Lib/urllib/robotparser.py
cpython 3.14 @ ab2d84fe1023/Lib/urllib/robotparser.py
urllib/robotparser.py implements a full robots.txt parser following RFC 9309. The public surface is a single class, RobotFileParser, which handles fetching the file over HTTP, parsing its directives, and answering permission queries for a given user-agent and URL. The module also exposes a small RequestRate named tuple for the Request-rate directive.
The parser recognises the standard directives: User-agent, Disallow, Allow, Crawl-delay, Request-rate, and Sitemap.
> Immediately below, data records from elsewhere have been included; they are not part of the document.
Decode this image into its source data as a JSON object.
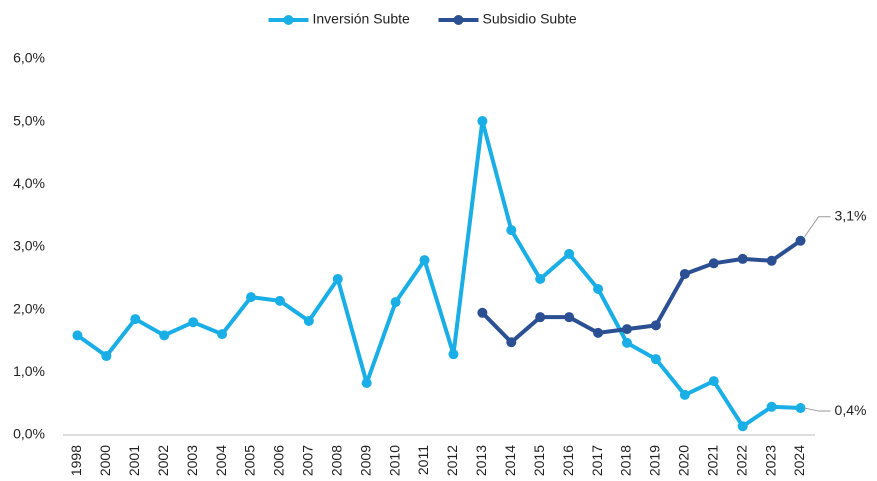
{
  "chart_data": {
    "type": "line",
    "categories": [
      "1998",
      "2000",
      "2001",
      "2002",
      "2003",
      "2004",
      "2005",
      "2006",
      "2007",
      "2008",
      "2009",
      "2010",
      "2011",
      "2012",
      "2013",
      "2014",
      "2015",
      "2016",
      "2017",
      "2018",
      "2019",
      "2020",
      "2021",
      "2022",
      "2023",
      "2024"
    ],
    "series": [
      {
        "name": "Inversión Subte",
        "color": "#19aee6",
        "values": [
          1.59,
          1.26,
          1.85,
          1.59,
          1.8,
          1.61,
          2.2,
          2.14,
          1.82,
          2.49,
          0.83,
          2.12,
          2.79,
          1.29,
          5.01,
          3.27,
          2.49,
          2.89,
          2.33,
          1.47,
          1.21,
          0.64,
          0.86,
          0.14,
          0.45,
          0.43
        ],
        "value_labels": [
          null,
          null,
          null,
          null,
          null,
          null,
          null,
          null,
          null,
          null,
          null,
          null,
          null,
          null,
          null,
          null,
          null,
          null,
          null,
          null,
          null,
          null,
          null,
          null,
          null,
          "0,4%"
        ]
      },
      {
        "name": "Subsidio Subte",
        "color": "#2b4f93",
        "values": [
          null,
          null,
          null,
          null,
          null,
          null,
          null,
          null,
          null,
          null,
          null,
          null,
          null,
          null,
          1.95,
          1.48,
          1.88,
          1.88,
          1.63,
          1.69,
          1.75,
          2.57,
          2.74,
          2.81,
          2.78,
          3.1
        ],
        "value_labels": [
          null,
          null,
          null,
          null,
          null,
          null,
          null,
          null,
          null,
          null,
          null,
          null,
          null,
          null,
          null,
          null,
          null,
          null,
          null,
          null,
          null,
          null,
          null,
          null,
          null,
          "3,1%"
        ]
      }
    ],
    "ylim": [
      0,
      6
    ],
    "yticks": [
      {
        "value": 0,
        "label": "0,0%"
      },
      {
        "value": 1,
        "label": "1,0%"
      },
      {
        "value": 2,
        "label": "2,0%"
      },
      {
        "value": 3,
        "label": "3,0%"
      },
      {
        "value": 4,
        "label": "4,0%"
      },
      {
        "value": 5,
        "label": "5,0%"
      },
      {
        "value": 6,
        "label": "6,0%"
      }
    ],
    "grid": false,
    "legend": "top"
  }
}
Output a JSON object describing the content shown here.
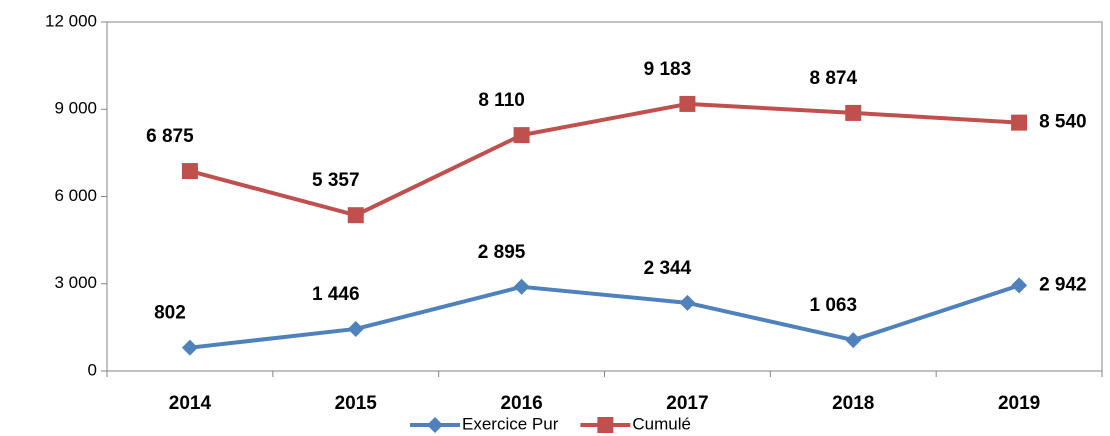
{
  "chart_data": {
    "type": "line",
    "categories": [
      "2014",
      "2015",
      "2016",
      "2017",
      "2018",
      "2019"
    ],
    "series": [
      {
        "name": "Exercice Pur",
        "color": "#4f81bd",
        "marker": "diamond",
        "values": [
          802,
          1446,
          2895,
          2344,
          1063,
          2942
        ],
        "value_labels": [
          "802",
          "1 446",
          "2 895",
          "2 344",
          "1 063",
          "2 942"
        ]
      },
      {
        "name": "Cumulé",
        "color": "#c0504d",
        "marker": "square",
        "values": [
          6875,
          5357,
          8110,
          9183,
          8874,
          8540
        ],
        "value_labels": [
          "6 875",
          "5 357",
          "8 110",
          "9 183",
          "8 874",
          "8 540"
        ]
      }
    ],
    "ylim": [
      0,
      12000
    ],
    "yticks": [
      0,
      {
        "value": 3000,
        "label": "3 000"
      },
      {
        "value": 6000,
        "label": "6 000"
      },
      {
        "value": 9000,
        "label": "9 000"
      },
      {
        "value": 12000,
        "label": "12 000"
      }
    ],
    "grid": false,
    "legend": "bottom"
  }
}
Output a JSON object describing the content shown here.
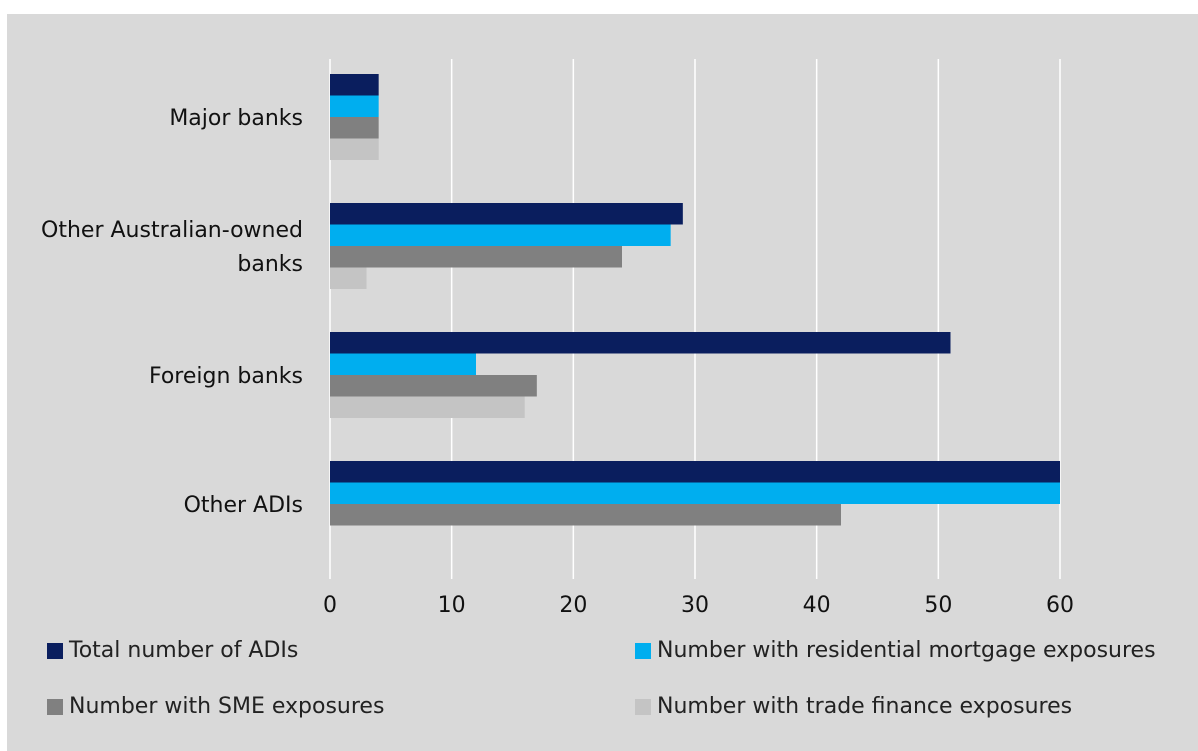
{
  "chart_data": {
    "type": "bar",
    "orientation": "horizontal",
    "title": "",
    "xlabel": "",
    "ylabel": "",
    "xlim": [
      0,
      60
    ],
    "x_ticks": [
      0,
      10,
      20,
      30,
      40,
      50,
      60
    ],
    "grid": true,
    "legend_position": "bottom",
    "categories": [
      "Major banks",
      "Other Australian-owned banks",
      "Foreign banks",
      "Other ADIs"
    ],
    "series": [
      {
        "name": "Total number of ADIs",
        "color": "#0a1e5e",
        "values": [
          4,
          29,
          51,
          60
        ]
      },
      {
        "name": "Number with residential mortgage exposures",
        "color": "#00aeef",
        "values": [
          4,
          28,
          12,
          60
        ]
      },
      {
        "name": "Number with SME exposures",
        "color": "#808080",
        "values": [
          4,
          24,
          17,
          42
        ]
      },
      {
        "name": "Number with trade finance exposures",
        "color": "#c4c4c4",
        "values": [
          4,
          3,
          16,
          0
        ]
      }
    ]
  }
}
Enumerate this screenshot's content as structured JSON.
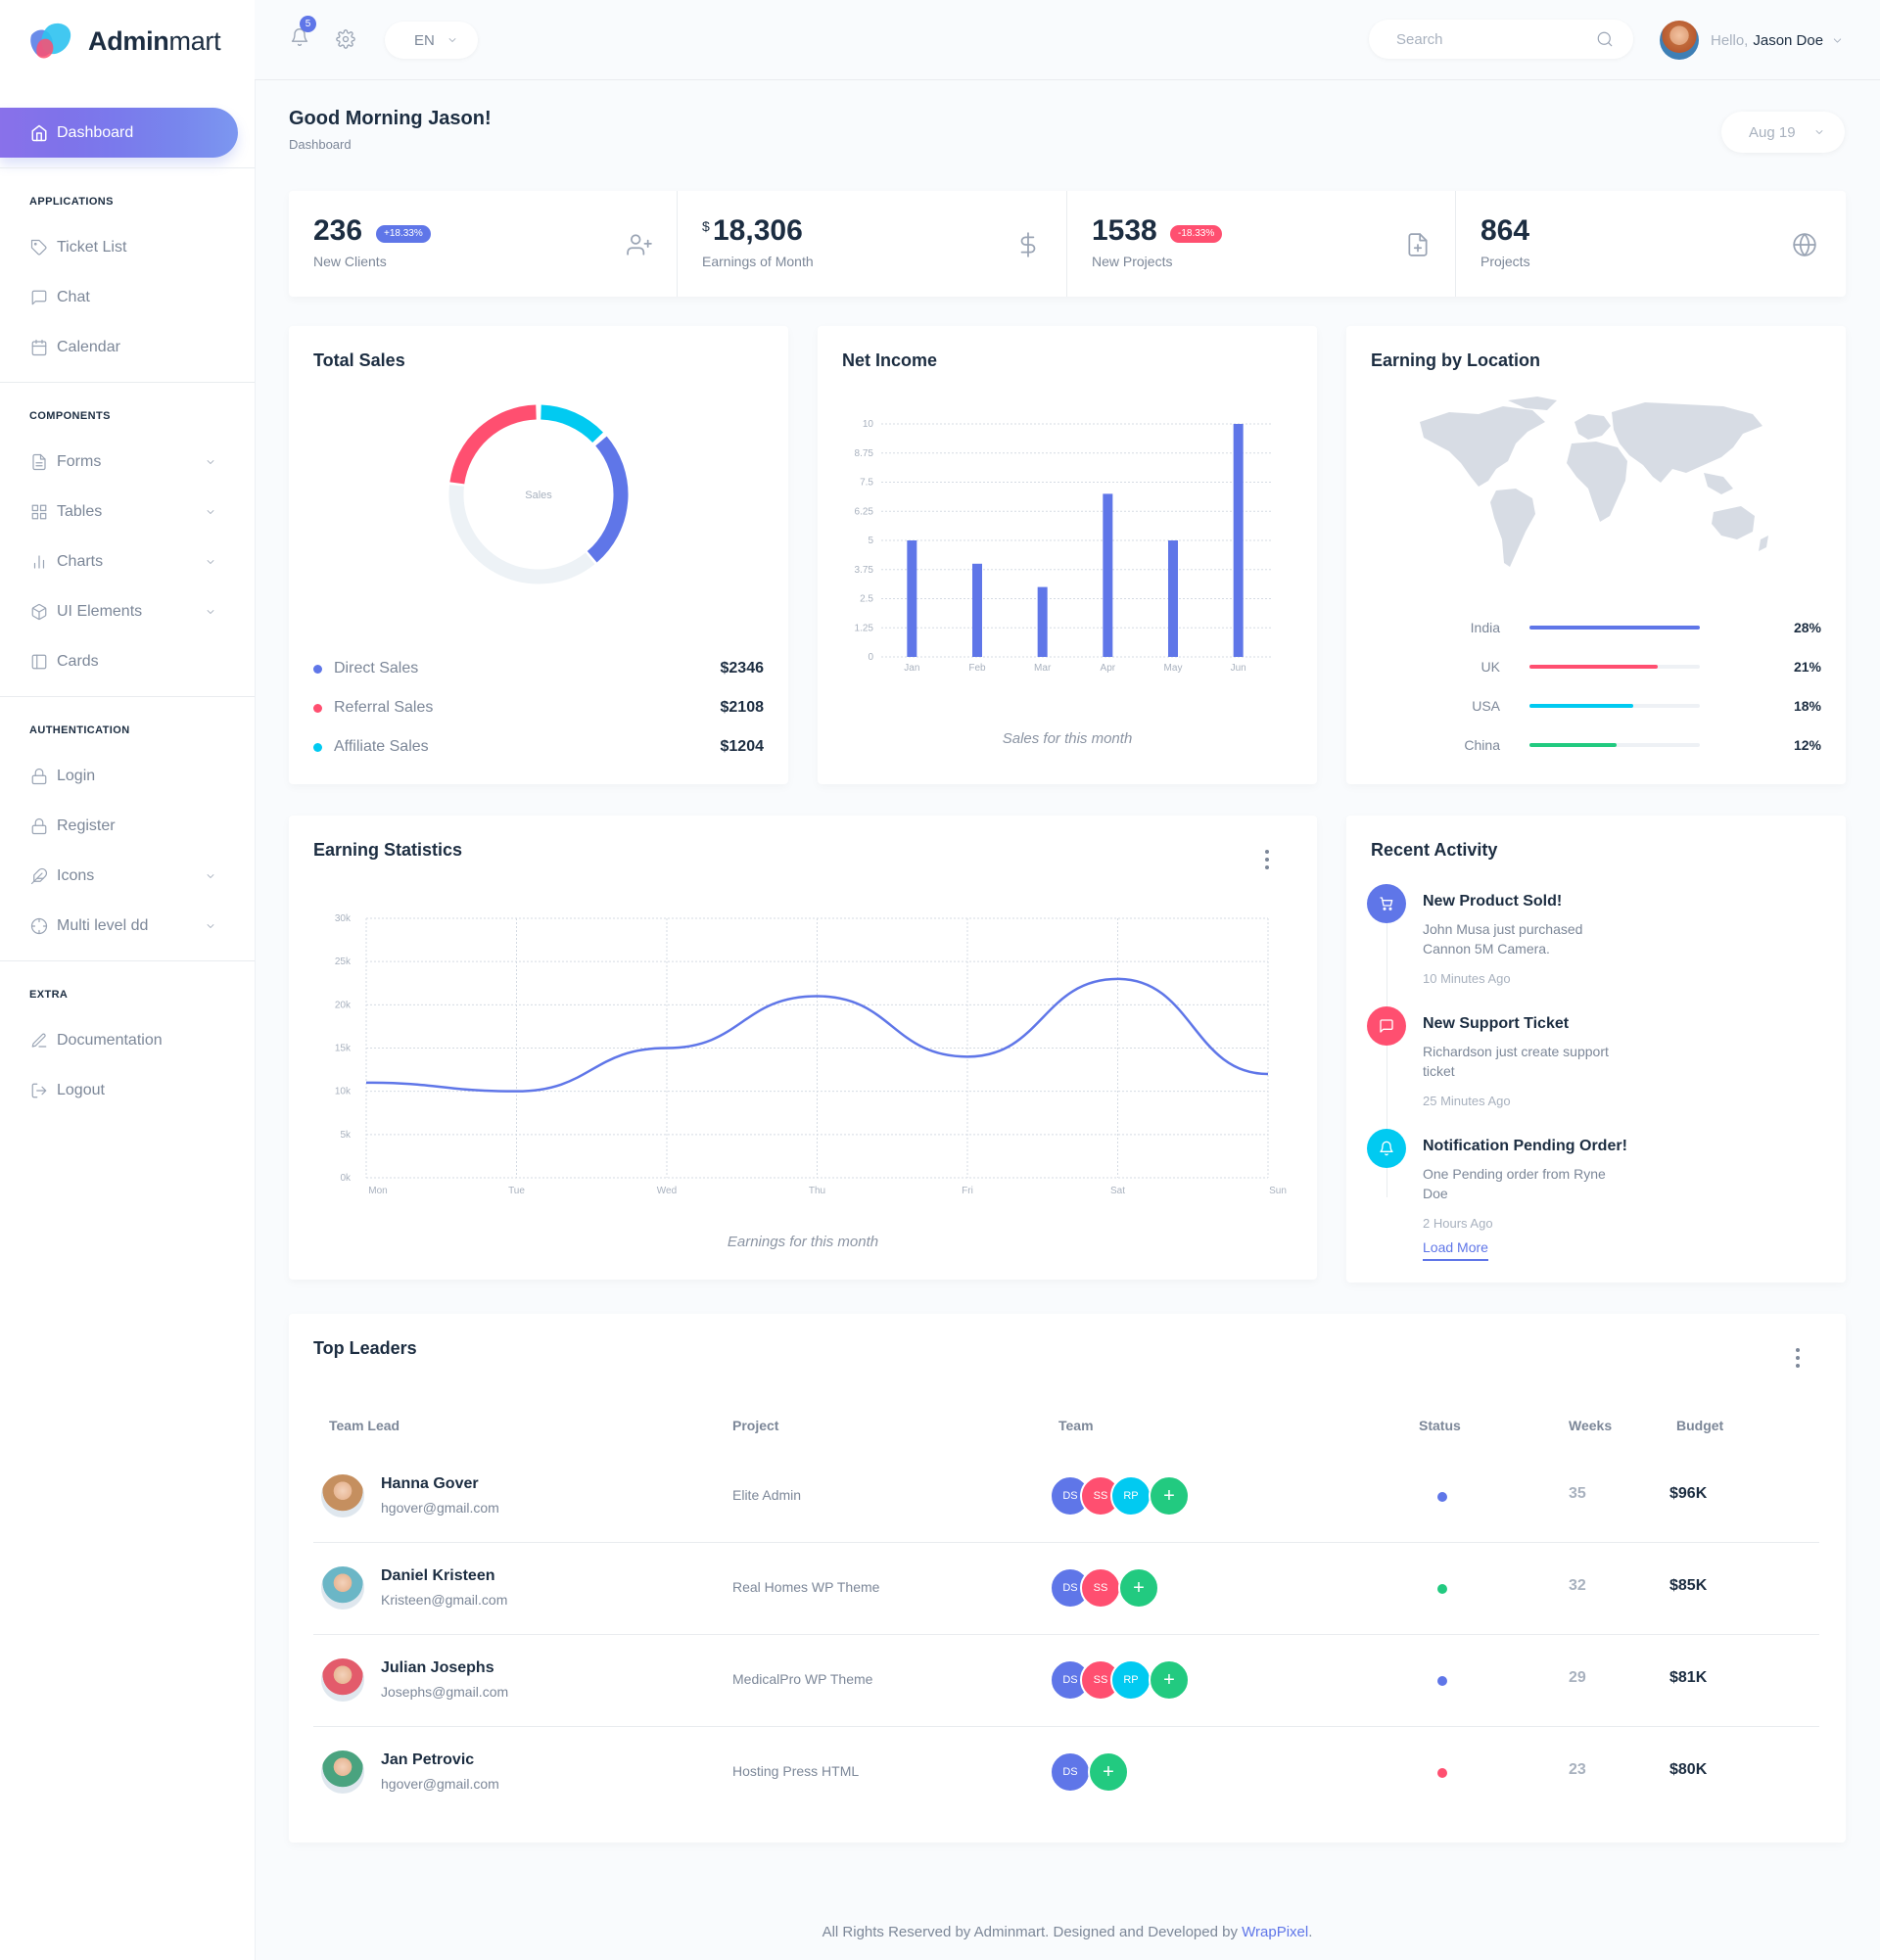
{
  "brand": {
    "name_bold": "Admin",
    "name_light": "mart"
  },
  "sidebar": {
    "active_item": "Dashboard",
    "sections": [
      {
        "caption": "APPLICATIONS",
        "items": [
          "Ticket List",
          "Chat",
          "Calendar"
        ]
      },
      {
        "caption": "COMPONENTS",
        "items": [
          "Forms",
          "Tables",
          "Charts",
          "UI Elements",
          "Cards"
        ]
      },
      {
        "caption": "AUTHENTICATION",
        "items": [
          "Login",
          "Register",
          "Icons",
          "Multi level dd"
        ]
      },
      {
        "caption": "EXTRA",
        "items": [
          "Documentation",
          "Logout"
        ]
      }
    ]
  },
  "topbar": {
    "notification_count": "5",
    "language": "EN",
    "search_placeholder": "Search",
    "greeting_prefix": "Hello,",
    "user_name": "Jason Doe"
  },
  "page": {
    "title": "Good Morning Jason!",
    "breadcrumb": "Dashboard",
    "date_select": "Aug 19"
  },
  "stats": [
    {
      "value": "236",
      "badge": "+18.33%",
      "badge_color": "#5f76e8",
      "label": "New Clients",
      "icon": "user-plus-icon"
    },
    {
      "currency": "$",
      "value": "18,306",
      "label": "Earnings of Month",
      "icon": "dollar-icon"
    },
    {
      "value": "1538",
      "badge": "-18.33%",
      "badge_color": "#ff4f70",
      "label": "New Projects",
      "icon": "file-plus-icon"
    },
    {
      "value": "864",
      "label": "Projects",
      "icon": "globe-icon"
    }
  ],
  "total_sales": {
    "title": "Total Sales",
    "center_label": "Sales",
    "legend": [
      {
        "label": "Direct Sales",
        "value": "$2346",
        "color": "#5f76e8"
      },
      {
        "label": "Referral Sales",
        "value": "$2108",
        "color": "#ff4f70"
      },
      {
        "label": "Affiliate Sales",
        "value": "$1204",
        "color": "#01caf1"
      }
    ]
  },
  "net_income": {
    "title": "Net Income",
    "caption": "Sales for this month"
  },
  "earning_location": {
    "title": "Earning by Location",
    "rows": [
      {
        "country": "India",
        "percent": "28%",
        "fill": 1.0,
        "color": "#5f76e8"
      },
      {
        "country": "UK",
        "percent": "21%",
        "fill": 0.75,
        "color": "#ff4f70"
      },
      {
        "country": "USA",
        "percent": "18%",
        "fill": 0.61,
        "color": "#01caf1"
      },
      {
        "country": "China",
        "percent": "12%",
        "fill": 0.51,
        "color": "#22ca80"
      }
    ]
  },
  "earning_statistics": {
    "title": "Earning Statistics",
    "caption": "Earnings for this month"
  },
  "recent_activity": {
    "title": "Recent Activity",
    "items": [
      {
        "title": "New Product Sold!",
        "line1": "John Musa just purchased",
        "line2": "Cannon 5M Camera.",
        "time": "10 Minutes Ago",
        "color": "#5f76e8",
        "icon": "cart-icon"
      },
      {
        "title": "New Support Ticket",
        "line1": "Richardson just create support",
        "line2": "ticket",
        "time": "25 Minutes Ago",
        "color": "#ff4f70",
        "icon": "message-icon"
      },
      {
        "title": "Notification Pending Order!",
        "line1": "One Pending order from Ryne",
        "line2": "Doe",
        "time": "2 Hours Ago",
        "color": "#01caf1",
        "icon": "bell-icon"
      }
    ],
    "load_more": "Load More"
  },
  "top_leaders": {
    "title": "Top Leaders",
    "columns": [
      "Team Lead",
      "Project",
      "Team",
      "Status",
      "Weeks",
      "Budget"
    ],
    "rows": [
      {
        "name": "Hanna Gover",
        "email": "hgover@gmail.com",
        "project": "Elite Admin",
        "team": [
          "DS",
          "SS",
          "RP"
        ],
        "status_color": "#5f76e8",
        "weeks": "35",
        "budget": "$96K",
        "avatar_color": "#c58f5f"
      },
      {
        "name": "Daniel Kristeen",
        "email": "Kristeen@gmail.com",
        "project": "Real Homes WP Theme",
        "team": [
          "DS",
          "SS"
        ],
        "status_color": "#22ca80",
        "weeks": "32",
        "budget": "$85K",
        "avatar_color": "#6bb6c6"
      },
      {
        "name": "Julian Josephs",
        "email": "Josephs@gmail.com",
        "project": "MedicalPro WP Theme",
        "team": [
          "DS",
          "SS",
          "RP"
        ],
        "status_color": "#5f76e8",
        "weeks": "29",
        "budget": "$81K",
        "avatar_color": "#e35b6b"
      },
      {
        "name": "Jan Petrovic",
        "email": "hgover@gmail.com",
        "project": "Hosting Press HTML",
        "team": [
          "DS"
        ],
        "status_color": "#ff4f70",
        "weeks": "23",
        "budget": "$80K",
        "avatar_color": "#4aa37f"
      }
    ],
    "team_colors": {
      "DS": "#5f76e8",
      "SS": "#ff4f70",
      "RP": "#01caf1",
      "add": "#22ca80"
    }
  },
  "footer": {
    "text": "All Rights Reserved by Adminmart. Designed and Developed by ",
    "link": "WrapPixel",
    "end": "."
  },
  "chart_data": [
    {
      "type": "pie",
      "title": "Total Sales",
      "categories": [
        "Direct Sales",
        "Referral Sales",
        "Affiliate Sales",
        "Remaining"
      ],
      "values": [
        2346,
        2108,
        1204,
        3400
      ],
      "colors": [
        "#5f76e8",
        "#ff4f70",
        "#01caf1",
        "#edf2f6"
      ]
    },
    {
      "type": "bar",
      "title": "Net Income",
      "categories": [
        "Jan",
        "Feb",
        "Mar",
        "Apr",
        "May",
        "Jun"
      ],
      "values": [
        5,
        4,
        3,
        7,
        5,
        10
      ],
      "ylim": [
        0,
        10
      ],
      "yticks": [
        "0",
        "1.25",
        "2.5",
        "3.75",
        "5",
        "6.25",
        "7.5",
        "8.75",
        "10"
      ],
      "xlabel": "Sales for this month",
      "color": "#5f76e8"
    },
    {
      "type": "line",
      "title": "Earning Statistics",
      "categories": [
        "Mon",
        "Tue",
        "Wed",
        "Thu",
        "Fri",
        "Sat",
        "Sun"
      ],
      "values": [
        11000,
        10000,
        15000,
        21000,
        14000,
        23000,
        12000
      ],
      "ylim": [
        0,
        30000
      ],
      "yticks": [
        "0k",
        "5k",
        "10k",
        "15k",
        "20k",
        "25k",
        "30k"
      ],
      "xlabel": "Earnings for this month",
      "color": "#5f76e8"
    }
  ]
}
Rule matching follows the RFC 9309 precedence rules, where Allow beats Disallow when both match, and longer patterns take priority over shorter ones. The wildcard character * in a User-agent line matches any crawler not covered by a more specific group.
At about 210 lines the module is self-contained and has no external dependencies beyond urllib.request and urllib.parse. It is the canonical way to respect robots.txt in Python programs that fetch web content, and it is used by several higher-level crawling libraries as their underlying robots-checking backend.
Map
| Lines | Symbol | Role | gopy |
|---|---|---|---|
| 1-20 | module header | Imports, __all__, RequestRate namedtuple | |
| 21-65 | RobotFileParser.__init__, set_url, read | State setup, URL assignment, HTTP fetch via urllib.request | |
| 66-130 | RobotFileParser.parse | Line-by-line directive parsing, group accumulation, rule list construction | |
| 131-175 | RobotFileParser.can_fetch | Agent lookup, pattern matching, Allow vs Disallow precedence | |
| 176-195 | RobotFileParser.crawl_delay, request_rate | Per-agent accessor returning the stored float or RequestRate | |
| 196-210 | RobotFileParser.site_maps, __str__ | Sitemap list accessor and round-trip text representation |
Reading
Fetching and state management
set_url stores the robots.txt URL and resets the parser state. read calls urllib.request.urlopen and handles the three relevant HTTP status classes: 2xx triggers parse, 401 and 403 set a disallow-all sentinel, and 404 sets an allow-all sentinel. The caller must invoke read before calling can_fetch; the class does not auto-fetch on demand.
parse and the group model
parse iterates over lines, strips comments, and builds a list of _RuleLineEntry objects grouped by User-agent. Each entry stores a path pattern and a boolean indicating whether it is an Allow or Disallow rule. Blank lines between groups act as group terminators, matching the RFC 9309 BNF. The Crawl-delay and Request-rate directives are stored in per-agent dicts keyed by the lowercased agent name.
can_fetch matching rules
can_fetch lowercases the agent name, then looks for an exact agent group before falling back to the * wildcard group. For each candidate rule it percent-decodes the stored pattern, applies the path-prefix test from RFC 9309 section 2.2.2, and tracks the longest matching rule length. When two rules of the same length conflict, Allow wins. The method returns True when no rule matches, matching the RFC default-allow posture.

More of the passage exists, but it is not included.